Programming formats included tutorials, training, hands-on sessions, and keynote addresses by leaders from Google Brain, Facebook AI Research, Uber AI Labs, Amazon AI, and Microsoft Research. Technical tracks covered subjects tied to Python (programming language), Scala (programming language), Julia (programming language), SQL, NoSQL, Graph databases, and platforms used by Stripe, Square (company), Robinhood Markets, Bloomberg L.P., and Thomson Reuters. Workshops explored model deployment with Docker, Kubernetes, TensorFlow Serving, MLflow, and Kubeflow and operational concerns such as observability from Datadog, New Relic, Splunk, and Prometheus (monitoring system). Ethics and policy sessions involved contributors from Electronic Frontier Foundation, ACLU, World Economic Forum, European Commission, and United Nations panels.
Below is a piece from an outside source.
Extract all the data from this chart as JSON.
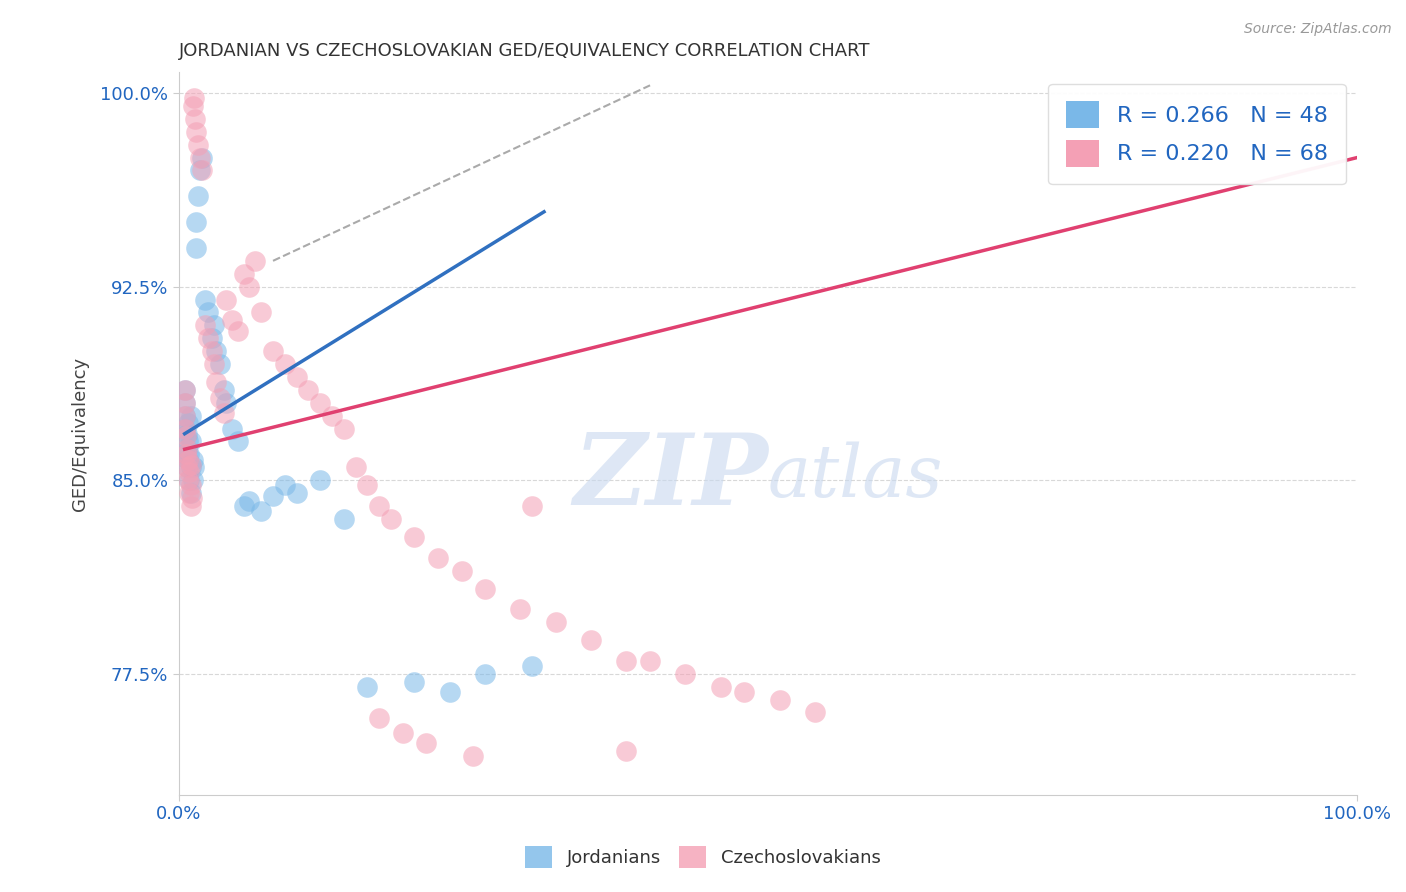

Keynotes and invited talks drew leaders and researchers including representatives or affiliates of Jeff Dean (through Google Research), Yann LeCun (New York University / Facebook AI Research), Andrew Ng (Stanford University / Coursera), Hilary Mason (Fast Forward Labs), DJ Patil (United States Chief Data Scientist), Cathy O'Neil (New York University), Claudia Perlich (Dstillery), Jeffrey Heer (University of Washington), and Matei Zaharia (Stanford University / Databricks). Panels featured executives from Intel Corporation, NVIDIA, ARM Holdings, Broadcom Inc., Samsung Electronics, Qualcomm, and Hitachi. Speakers often came from academic groups such as MIT Computer Science and Artificial Intelligence Laboratory, Oxford Machine Learning Research Group, Cambridge University Department of Computer Science and Technology, ETH Zurich, and Imperial College London.
The conference influenced practices at enterprises including Walmart, Target Corporation, Home Depot, Procter & Gamble, Johnson & Johnson, Pfizer, Merck & Co., Novartis, Bayer AG, and GlaxoSmithKline by disseminating case studies on supply chain analytics, clinical trials, and marketing attribution. Startups showcased at the event included DataRobot, H2O.ai, Alteryx, Palantir Technologies, Trifacta, Looker, and Tableau Software, with investor presence from Sequoia Capital, Andreessen Horowitz, Battery Ventures, Accel Partners, and Kleiner Perkins. Community aspects tied together meetup chapters such as Women in Data Science, PyData, R-Ladies, Machine Learning Tokyo, and DataKind and collaborations with conferences like KDD (conference), NeurIPS, ICML, CVPR, SIGMOD, VLDB, and ACM SIGKDD.
Regional editions and partner events occurred in locales such as San Francisco, New York City, London, Barcelona, Singapore, Sydney, Berlin, Tel Aviv, Bangalore, Toronto, Vancouver, Chicago, and Seattle. Partnerships and co-located forums involved organizations such as The New York Times Company, Financial Times, The Economist, Bloomberg L.P., MIT Technology Review, TechCrunch, and Wired (magazine). Academic partnerships included collaborations with UC Berkeley School of Information, Columbia Data Science Institute, Harvard Data Science Initiative, Stanford Data Science Initiative, and Oxford Internet Institute.